Baclophone, une étude pour soigner l’alcoolisme dans les Hauts-de-France

La voix du Nord – Par Bernard Virel |

Lancée en janvier 2016 dans la région, l’étude Baclophone, qui suit le quotidien de patients alcooliques soignés par le Baclofène, fait apparaître un nombre limité d’événements indésirables. Un ancien malade témoigne aussi de l’intérêt du médicament.

Bruno (1), 51 ans, habite la métropole lilloise. Aujourd’hui, après avoir participé à l’étude Baclophone et pris du Baclofène, il peut dire que ce médicament lui a tout simplement «  sauvé la vie  ». «  Il m’a vraiment beaucoup apporté, dit-il, après des années d’excès.  » C’est très jeune que Bruno a commencé à côtoyer l’alcool : «  J’ai connu très tôt le verre de vin qu’on coupait quand même avec de l’eau, le verre de bière  », poursuit-il. De mauvaises habitudes qui l’ont plongé dans une dépendance totale et surtout fait tout perdre il y a quelques années : sa maison, son travail, sa vie de famille… De quoi justement l’amener encore à boire davantage, avant, il y a trois-quatre ans, de décider à «  se bouger  », sur les conseils de son médecin traitant, de rencontrer un alcoologue, au CHRU de Lille, et de démarrer le Baclofène.

«  En quelques semaines, ma consommation de trente unités d’alcool (2) a été divisée par deux  », raconte-t-il. Ce qui signifiait la fin des «  petits-déjeuners au rosé  » et des journées «  sous la couette  » avec des bières à portée de main, au pied du lit. Une renaissance. Aujourd’hui, pour lui, tout ou presque est sous contrôle : «  Il m’arrive de ne pas boire pendant une semaine ou, quelques jours plus tard, de manière raisonnable.  » De quoi retrouver une vie quasi-normale – du travail notamment – et éloigner les pensées sombres.

Un premier bilan après un an d’étude

Ces bons points à l’actif du Baclofène, Benjamin Rolland, médecin addictologue et responsable scientifique de l’étude Baclophone, lancée au CHRU de Lille, les entend. Même si après un an d’étude – 104 premiers participants – il est pour lui encore trop tôt pour se prononcer sur les véritables bienfaits du médicament. Mais, pour un premier bilan de cette étude, qui doit durer trois à quatre ans, il reconnaît «  avoir vu des patients évoluer très favorablement sous Baclofène  » et que ce traitement «  doit avoir sa place dans l’arsenal du traitement de l’alcool dépendant  ». Pour des personnes qui, au quotidien, consomment au minimum une bouteille d’alcool – huit-dix verres – avec des conséquences sur la vie quotidienne pour elles-mêmes et l’entourage.

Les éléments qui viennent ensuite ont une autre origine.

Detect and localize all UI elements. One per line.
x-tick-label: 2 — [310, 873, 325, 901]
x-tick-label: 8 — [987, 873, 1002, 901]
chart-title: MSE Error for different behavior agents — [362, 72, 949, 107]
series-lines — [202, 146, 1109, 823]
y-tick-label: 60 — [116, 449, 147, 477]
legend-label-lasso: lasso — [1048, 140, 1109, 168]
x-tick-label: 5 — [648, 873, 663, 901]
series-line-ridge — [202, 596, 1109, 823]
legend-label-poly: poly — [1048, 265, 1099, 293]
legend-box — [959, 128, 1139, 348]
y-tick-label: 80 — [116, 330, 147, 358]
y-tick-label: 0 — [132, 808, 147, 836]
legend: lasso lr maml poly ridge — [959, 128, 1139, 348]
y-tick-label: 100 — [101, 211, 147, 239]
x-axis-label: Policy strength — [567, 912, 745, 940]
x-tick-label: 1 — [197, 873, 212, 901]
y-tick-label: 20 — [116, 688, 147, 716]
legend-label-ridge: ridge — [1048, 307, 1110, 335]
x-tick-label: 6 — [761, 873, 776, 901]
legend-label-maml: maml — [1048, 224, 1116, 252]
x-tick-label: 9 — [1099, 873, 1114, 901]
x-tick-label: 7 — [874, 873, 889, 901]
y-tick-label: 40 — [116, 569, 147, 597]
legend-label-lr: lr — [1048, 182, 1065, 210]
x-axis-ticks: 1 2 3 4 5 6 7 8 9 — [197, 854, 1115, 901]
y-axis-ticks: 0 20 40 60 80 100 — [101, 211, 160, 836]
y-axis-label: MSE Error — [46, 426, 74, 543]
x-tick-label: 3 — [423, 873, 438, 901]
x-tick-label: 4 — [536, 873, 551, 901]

300 à 400 patients attendus

Concrètement, le bilan de l’étude, démarrée en janvier 2016, ne laisse apparaître aucun décès, et sur les onze événements indésirables, «  seuls trois peuvent être liés de manière probable ou certain  » au Baclofène, et huit «  de manière possible ou douteuse  ». De quoi permettre de poursuivre l’étude – 300-400 patients attendus – qui, née dans les Hauts de France, est maintenant devenue nationale.

(1) Le prénom a été modifié.

(2) Une unité correspond à 10 grammes d’alcool, à peu près un verre standard.

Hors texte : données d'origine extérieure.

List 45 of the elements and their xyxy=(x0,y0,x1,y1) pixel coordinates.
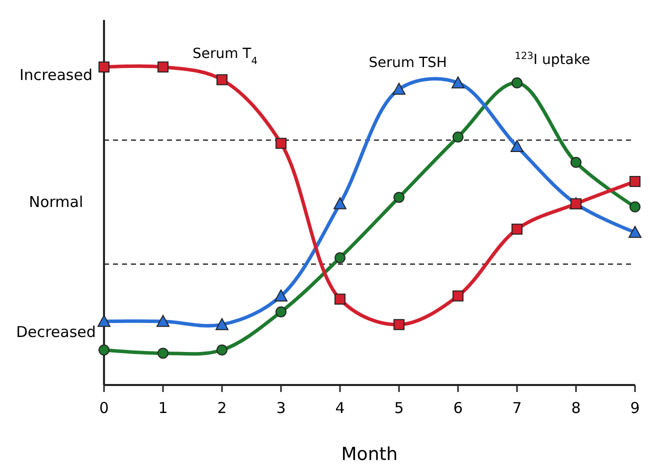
point xyxy=(394,192,404,203)
series-label: Serum TSH xyxy=(368,55,447,71)
point xyxy=(512,224,522,235)
point xyxy=(570,156,582,168)
point xyxy=(158,348,168,359)
point xyxy=(276,306,286,318)
point xyxy=(276,138,286,149)
x-tick-label: 3 xyxy=(276,399,286,417)
text: Decreased xyxy=(16,323,96,341)
x-tick-label: 1 xyxy=(158,399,168,417)
x-axis-title: Month xyxy=(341,444,398,464)
x-tick-label: 2 xyxy=(217,399,227,417)
point xyxy=(98,314,110,327)
point xyxy=(392,82,406,95)
point xyxy=(452,131,464,142)
point xyxy=(510,140,524,152)
point xyxy=(334,294,346,305)
x-tick-label: 6 xyxy=(453,399,463,417)
point xyxy=(630,176,640,187)
x-tick-label: 8 xyxy=(571,399,581,417)
point xyxy=(394,319,404,330)
point xyxy=(216,318,228,330)
point xyxy=(98,344,110,356)
point xyxy=(628,226,642,238)
point xyxy=(274,289,288,302)
text: Increased xyxy=(19,66,93,84)
point xyxy=(98,62,110,72)
x-tick-label: 7 xyxy=(512,399,522,417)
point xyxy=(452,290,464,302)
x-tick-label: 0 xyxy=(99,399,109,417)
point xyxy=(630,201,640,212)
point xyxy=(512,77,522,88)
x-tick-label: 5 xyxy=(394,399,404,417)
point xyxy=(158,62,168,72)
x-tick-label: 4 xyxy=(335,399,345,417)
point xyxy=(452,76,464,88)
point xyxy=(334,197,346,210)
point xyxy=(216,74,228,86)
x-tick-label: 9 xyxy=(630,399,640,417)
series-label: Serum T$_{4}$ xyxy=(192,46,258,66)
series-label: $^{123}$I uptake xyxy=(514,50,590,68)
text: Normal xyxy=(28,193,84,211)
point xyxy=(334,252,346,264)
point xyxy=(216,344,228,356)
point xyxy=(156,314,170,327)
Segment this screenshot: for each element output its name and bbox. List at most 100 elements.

Une étude désormais étendue à la France

L’étude Baclophone, lancée au CHRU de Lille en 2016 avant d’être étendue à la région normande puis à la France entière, consiste à assurer le suivi des patients traités par Baclofène pour alcoolodépendance, au cours de la première année de traitement. Ce médicament, utilisé dans le traitement de certaines dépendances (notamment aux boissons alcoolisées), est toujours en cours d’évaluation. Le but est de vérifier ce qu’il ressort du Baclofène -et non de la pathologie- dans la survenue d’effets indésirables. Au cours de la première année d’étude, cent quatre patients, volontaires, ont été suivis notamment par un appel téléphonique par mois. Le prochain rapport intermédiaire sera fait au printemps 2018.

Quel que soit le sexe, la région affiche la plus forte surmortalité liée à l’alcool par rapport au niveau national  : +84,6 % chez les femmes, + 62,1 % chez les hommes.